J'ai la flemme de tout lire, vous me faites un résumé ?
Le conflit israélo-palestinien a connu un nouvel épisode de violences, samedi 7 octobre, lorsque le Hamas a lancé une série d'attaques en Israël, depuis la bande de Gaza. L'assaut a coûté la vie à plus de 1 400 personnes, principalement des civils. Tel-Aviv a répliqué en déclenchant l'opération "Glaive de fer" : un "siège total" de la bande de Gaza, soumise à des bombardements quasi continus qui ont fait plus de 4 650 morts.
Il s'agit de la sixième offensive d'Israël contre l'enclave palestinienne, depuis que le Hamas y a pris le pouvoir en 2007. Le mouvement islamiste – considéré comme une organisation terroriste par l'Union européenne et les Etats-Unis notamment –, doté d'une branche armée qui attaque régulièrement les civils israéliens, a mis en place un "régime autoritaire" à Gaza. Mais il y assure aussi toutes les fonctions d'un "proto-Etat", explique Thomas Vescovi, historien et chercheur indépendant. Il administre ainsi ce territoire soumis à un blocus israélien depuis plus de quinze ans et où 80% des 2,4 millions d'habitants dépendent de l'aide humanitaire, selon l'ONU (document en PDF).

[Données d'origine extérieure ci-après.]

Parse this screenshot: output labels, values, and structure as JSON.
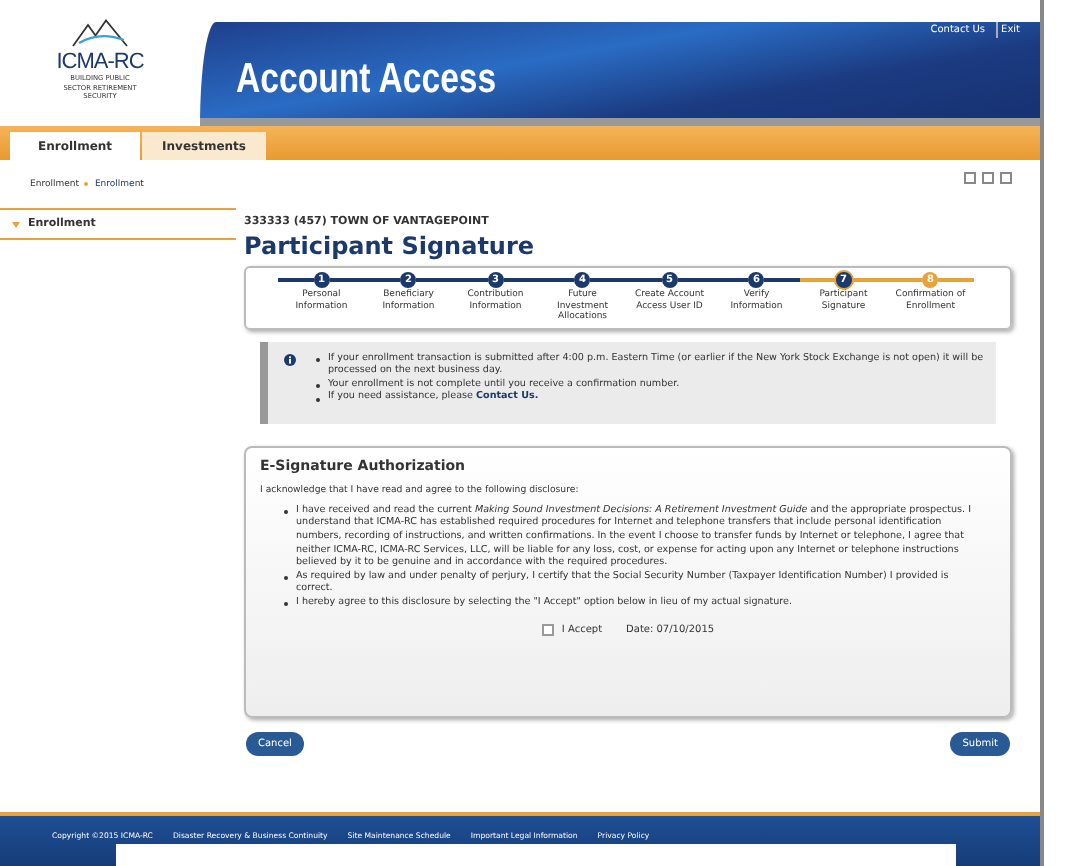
{
  "header": {
    "logo_name": "ICMA-RC",
    "logo_tagline": "BUILDING PUBLIC SECTOR RETIREMENT SECURITY",
    "title": "Account Access",
    "links": [
      "Contact Us",
      "Exit"
    ]
  },
  "tabs": [
    {
      "label": "Enrollment",
      "selected": true
    },
    {
      "label": "Investments",
      "selected": false
    }
  ],
  "breadcrumb": [
    "Enrollment",
    "Enrollment"
  ],
  "sidebar": {
    "items": [
      {
        "label": "Enrollment",
        "selected": true
      }
    ]
  },
  "account": "333333 (457) TOWN OF VANTAGEPOINT",
  "page_title": "Participant Signature",
  "steps": [
    {
      "number": "1",
      "label": "Personal Information",
      "completed": true,
      "current": false
    },
    {
      "number": "2",
      "label": "Beneficiary Information",
      "completed": true,
      "current": false
    },
    {
      "number": "3",
      "label": "Contribution Information",
      "completed": true,
      "current": false
    },
    {
      "number": "4",
      "label": "Future Investment Allocations",
      "completed": true,
      "current": false
    },
    {
      "number": "5",
      "label": "Create Account Access User ID",
      "completed": true,
      "current": false
    },
    {
      "number": "6",
      "label": "Verify Information",
      "completed": true,
      "current": false
    },
    {
      "number": "7",
      "label": "Participant Signature",
      "completed": false,
      "current": true
    },
    {
      "number": "8",
      "label": "Confirmation of Enrollment",
      "completed": false,
      "current": false
    }
  ],
  "notice": {
    "items": [
      "If your enrollment transaction is submitted after 4:00 p.m. Eastern Time (or earlier if the New York Stock Exchange is not open) it will be processed on the next business day.",
      "Your enrollment is not complete until you receive a confirmation number."
    ],
    "assist_text": "If you need assistance, please",
    "assist_link": "Contact Us."
  },
  "esignature": {
    "title": "E-Signature Authorization",
    "intro": "I acknowledge that I have read and agree to the following disclosure:",
    "items": [
      "I have received and read the current *Making Sound Investment Decisions: A Retirement Investment Guide* and the appropriate prospectus. I understand that ICMA-RC has established required procedures for Internet and telephone transfers that include personal identification numbers, recording of instructions, and written confirmations. In the event I choose to transfer funds by Internet or telephone, I agree that neither ICMA-RC, ICMA-RC Services, LLC, will be liable for any loss, cost, or expense for acting upon any Internet or telephone instructions believed by it to be genuine and in accordance with the required procedures.",
      "As required by law and under penalty of perjury, I certify that the Social Security Number (Taxpayer Identification Number) I provided is correct.",
      "I hereby agree to this disclosure by selecting the \"I Accept\" option below in lieu of my actual signature."
    ],
    "accept_label": "I Accept",
    "accepted": false,
    "date": "Date: 07/10/2015"
  },
  "buttons": {
    "cancel": "Cancel",
    "submit": "Submit"
  },
  "footer": [
    "Copyright ©2015 ICMA-RC",
    "Disaster Recovery & Business Continuity",
    "Site Maintenance Schedule",
    "Important Legal Information",
    "Privacy Policy"
  ]
}
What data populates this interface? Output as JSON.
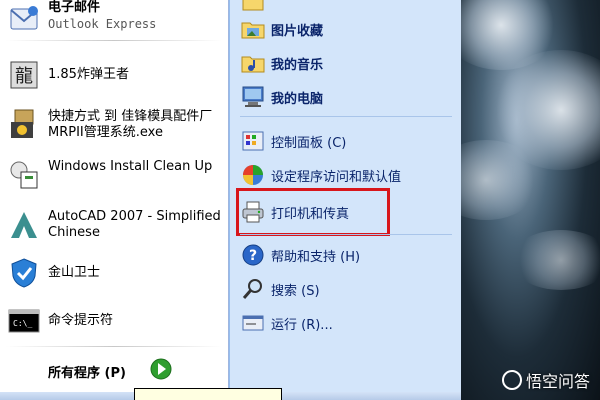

L'emprise du Hamas sur la bande de Gaza est tolérée par Tel-Aviv, qui voit là un moyen d'affaiblir le Fatah, mouvement palestinien rival qui administre la Cisjordanie. Au cours des dernières décennies, Israël n'a cessé d'installer des colonies dans le plus grand des deux territoires palestinens, une occupation pourtant jugée illégale par l'ONU. Dans ses revendications pour justifier l'attaque du 7 octobre, le Hamas cite notamment l'accélération de ces annexions. La colonisation de la Cisjordanie est aussi le principal obstacle aux négociations de paix entre Israéliens et Palestiniens. Au point mort depuis 2014, le processus est désormais "enterré pour des années", estime Frédérique Schillo, chercheuse en histoire spécialiste d'Israël.